An intense exchange just moments ago as Tony Rezko lawyer Joseph Duffy asks major witness Ali Ata (above, right) about Sept. 11, 2001.
After the terrorist attacks, FBI agents visited Ata at his then employer, Nalco Company, and interviewed him. Ata's last name was similar to the most notorious of the Sept. 11 high-jackers, Mohamed Atta.
"And you had nothing to do with that," Duffy asked.
Ata's face changed. “Come on, Mr. Duffy, let’s not go there,” Ata said, looking down.
Duffy said he wasn't going there and quickly got to his point -- that Nalco, a water and chemical treatment plant, gave him a retirement package right after the attacks.
Ata left his job, which he said was devastating to himself and his family, Ata said.
Ata, who had a net worth of $12 million in2004, wanted a state position to help rebuild himself.
"I felt I needed to maybe prove myself again through a position,” Ata said.
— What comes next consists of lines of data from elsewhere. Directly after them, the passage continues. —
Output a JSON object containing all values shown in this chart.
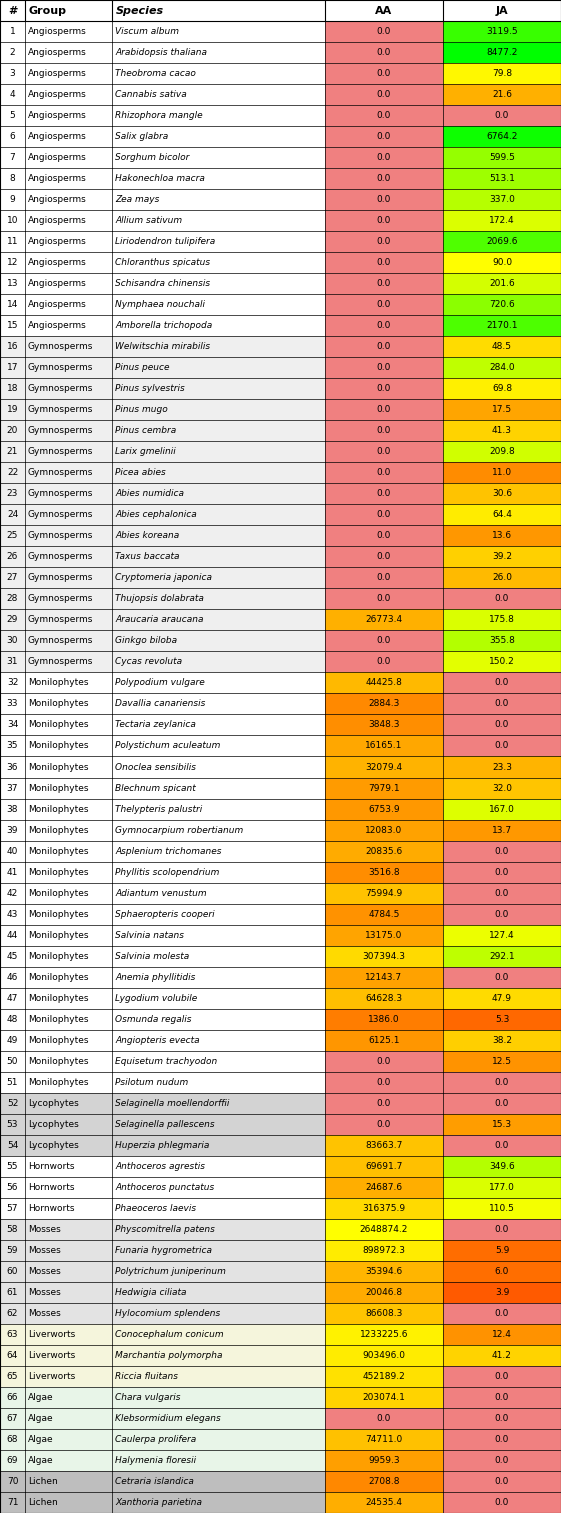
{
  "rows": [
    [
      1,
      "Angiosperms",
      "Viscum album",
      0.0,
      3119.5
    ],
    [
      2,
      "Angiosperms",
      "Arabidopsis thaliana",
      0.0,
      8477.2
    ],
    [
      3,
      "Angiosperms",
      "Theobroma cacao",
      0.0,
      79.8
    ],
    [
      4,
      "Angiosperms",
      "Cannabis sativa",
      0.0,
      21.6
    ],
    [
      5,
      "Angiosperms",
      "Rhizophora mangle",
      0.0,
      0.0
    ],
    [
      6,
      "Angiosperms",
      "Salix glabra",
      0.0,
      6764.2
    ],
    [
      7,
      "Angiosperms",
      "Sorghum bicolor",
      0.0,
      599.5
    ],
    [
      8,
      "Angiosperms",
      "Hakonechloa macra",
      0.0,
      513.1
    ],
    [
      9,
      "Angiosperms",
      "Zea mays",
      0.0,
      337.0
    ],
    [
      10,
      "Angiosperms",
      "Allium sativum",
      0.0,
      172.4
    ],
    [
      11,
      "Angiosperms",
      "Liriodendron tulipifera",
      0.0,
      2069.6
    ],
    [
      12,
      "Angiosperms",
      "Chloranthus spicatus",
      0.0,
      90.0
    ],
    [
      13,
      "Angiosperms",
      "Schisandra chinensis",
      0.0,
      201.6
    ],
    [
      14,
      "Angiosperms",
      "Nymphaea nouchali",
      0.0,
      720.6
    ],
    [
      15,
      "Angiosperms",
      "Amborella trichopoda",
      0.0,
      2170.1
    ],
    [
      16,
      "Gymnosperms",
      "Welwitschia mirabilis",
      0.0,
      48.5
    ],
    [
      17,
      "Gymnosperms",
      "Pinus peuce",
      0.0,
      284.0
    ],
    [
      18,
      "Gymnosperms",
      "Pinus sylvestris",
      0.0,
      69.8
    ],
    [
      19,
      "Gymnosperms",
      "Pinus mugo",
      0.0,
      17.5
    ],
    [
      20,
      "Gymnosperms",
      "Pinus cembra",
      0.0,
      41.3
    ],
    [
      21,
      "Gymnosperms",
      "Larix gmelinii",
      0.0,
      209.8
    ],
    [
      22,
      "Gymnosperms",
      "Picea abies",
      0.0,
      11.0
    ],
    [
      23,
      "Gymnosperms",
      "Abies numidica",
      0.0,
      30.6
    ],
    [
      24,
      "Gymnosperms",
      "Abies cephalonica",
      0.0,
      64.4
    ],
    [
      25,
      "Gymnosperms",
      "Abies koreana",
      0.0,
      13.6
    ],
    [
      26,
      "Gymnosperms",
      "Taxus baccata",
      0.0,
      39.2
    ],
    [
      27,
      "Gymnosperms",
      "Cryptomeria japonica",
      0.0,
      26.0
    ],
    [
      28,
      "Gymnosperms",
      "Thujopsis dolabrata",
      0.0,
      0.0
    ],
    [
      29,
      "Gymnosperms",
      "Araucaria araucana",
      26773.4,
      175.8
    ],
    [
      30,
      "Gymnosperms",
      "Ginkgo biloba",
      0.0,
      355.8
    ],
    [
      31,
      "Gymnosperms",
      "Cycas revoluta",
      0.0,
      150.2
    ],
    [
      32,
      "Monilophytes",
      "Polypodium vulgare",
      44425.8,
      0.0
    ],
    [
      33,
      "Monilophytes",
      "Davallia canariensis",
      2884.3,
      0.0
    ],
    [
      34,
      "Monilophytes",
      "Tectaria zeylanica",
      3848.3,
      0.0
    ],
    [
      35,
      "Monilophytes",
      "Polystichum aculeatum",
      16165.1,
      0.0
    ],
    [
      36,
      "Monilophytes",
      "Onoclea sensibilis",
      32079.4,
      23.3
    ],
    [
      37,
      "Monilophytes",
      "Blechnum spicant",
      7979.1,
      32.0
    ],
    [
      38,
      "Monilophytes",
      "Thelypteris palustri",
      6753.9,
      167.0
    ],
    [
      39,
      "Monilophytes",
      "Gymnocarpium robertianum",
      12083.0,
      13.7
    ],
    [
      40,
      "Monilophytes",
      "Asplenium trichomanes",
      20835.6,
      0.0
    ],
    [
      41,
      "Monilophytes",
      "Phyllitis scolopendrium",
      3516.8,
      0.0
    ],
    [
      42,
      "Monilophytes",
      "Adiantum venustum",
      75994.9,
      0.0
    ],
    [
      43,
      "Monilophytes",
      "Sphaeropteris cooperi",
      4784.5,
      0.0
    ],
    [
      44,
      "Monilophytes",
      "Salvinia natans",
      13175.0,
      127.4
    ],
    [
      45,
      "Monilophytes",
      "Salvinia molesta",
      307394.3,
      292.1
    ],
    [
      46,
      "Monilophytes",
      "Anemia phyllitidis",
      12143.7,
      0.0
    ],
    [
      47,
      "Monilophytes",
      "Lygodium volubile",
      64628.3,
      47.9
    ],
    [
      48,
      "Monilophytes",
      "Osmunda regalis",
      1386.0,
      5.3
    ],
    [
      49,
      "Monilophytes",
      "Angiopteris evecta",
      6125.1,
      38.2
    ],
    [
      50,
      "Monilophytes",
      "Equisetum trachyodon",
      0.0,
      12.5
    ],
    [
      51,
      "Monilophytes",
      "Psilotum nudum",
      0.0,
      0.0
    ],
    [
      52,
      "Lycophytes",
      "Selaginella moellendorffii",
      0.0,
      0.0
    ],
    [
      53,
      "Lycophytes",
      "Selaginella pallescens",
      0.0,
      15.3
    ],
    [
      54,
      "Lycophytes",
      "Huperzia phlegmaria",
      83663.7,
      0.0
    ],
    [
      55,
      "Hornworts",
      "Anthoceros agrestis",
      69691.7,
      349.6
    ],
    [
      56,
      "Hornworts",
      "Anthoceros punctatus",
      24687.6,
      177.0
    ],
    [
      57,
      "Hornworts",
      "Phaeoceros laevis",
      316375.9,
      110.5
    ],
    [
      58,
      "Mosses",
      "Physcomitrella patens",
      2648874.2,
      0.0
    ],
    [
      59,
      "Mosses",
      "Funaria hygrometrica",
      898972.3,
      5.9
    ],
    [
      60,
      "Mosses",
      "Polytrichum juniperinum",
      35394.6,
      6.0
    ],
    [
      61,
      "Mosses",
      "Hedwigia ciliata",
      20046.8,
      3.9
    ],
    [
      62,
      "Mosses",
      "Hylocomium splendens",
      86608.3,
      0.0
    ],
    [
      63,
      "Liverworts",
      "Conocephalum conicum",
      1233225.6,
      12.4
    ],
    [
      64,
      "Liverworts",
      "Marchantia polymorpha",
      903496.0,
      41.2
    ],
    [
      65,
      "Liverworts",
      "Riccia fluitans",
      452189.2,
      0.0
    ],
    [
      66,
      "Algae",
      "Chara vulgaris",
      203074.1,
      0.0
    ],
    [
      67,
      "Algae",
      "Klebsormidium elegans",
      0.0,
      0.0
    ],
    [
      68,
      "Algae",
      "Caulerpa prolifera",
      74711.0,
      0.0
    ],
    [
      69,
      "Algae",
      "Halymenia floresii",
      9959.3,
      0.0
    ],
    [
      70,
      "Lichen",
      "Cetraria islandica",
      2708.8,
      0.0
    ],
    [
      71,
      "Lichen",
      "Xanthoria parietina",
      24535.4,
      0.0
    ]
  ],
  "col_headers": [
    "#",
    "Group",
    "Species",
    "AA",
    "JA"
  ],
  "group_bg": {
    "Angiosperms": "#FFFFFF",
    "Gymnosperms": "#EFEFEF",
    "Monilophytes": "#FFFFFF",
    "Lycophytes": "#D3D3D3",
    "Hornworts": "#FFFFFF",
    "Mosses": "#E3E3E3",
    "Liverworts": "#F5F5DC",
    "Algae": "#E8F5E8",
    "Lichen": "#BEBEBE"
  },
  "aa_red": [
    240,
    128,
    128
  ],
  "ja_red": [
    240,
    128,
    128
  ],
  "aa_max": 2648874.2,
  "ja_max": 8477.2,
  "fig_width": 5.61,
  "fig_height": 15.13,
  "font_size": 6.5,
  "header_font_size": 8.0
}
"You didn’t need your state job to pay the bills?" Duffy had asked Ata earlier. "I did not."
"Your state job had nothing to do with money, did it sir?" Duffy asked
Ata: "No it did not."
Duffy tried to portray Ata as having a sense of pride to be the highest-ranking Muslim in the Blagojevich administration when he acted as the Executive Director of the Illinois Finance Authority from 2004-2005.
"One of the ways to get redemption was through a state position, is that fair? " Duffy asked.
"That’s fair," Ata said.
"On a personal level sir, it was a goal of yours, you wanted to have the highest position in the Blago administration in the Muslim community?" Duffy asked.
“I said that the position at that time was the highest position,” Ata said.
"This was the reason you were working so hard to get a state position, wasn’t it?" Duffy asked.
"That was one of the reasons," Ata said.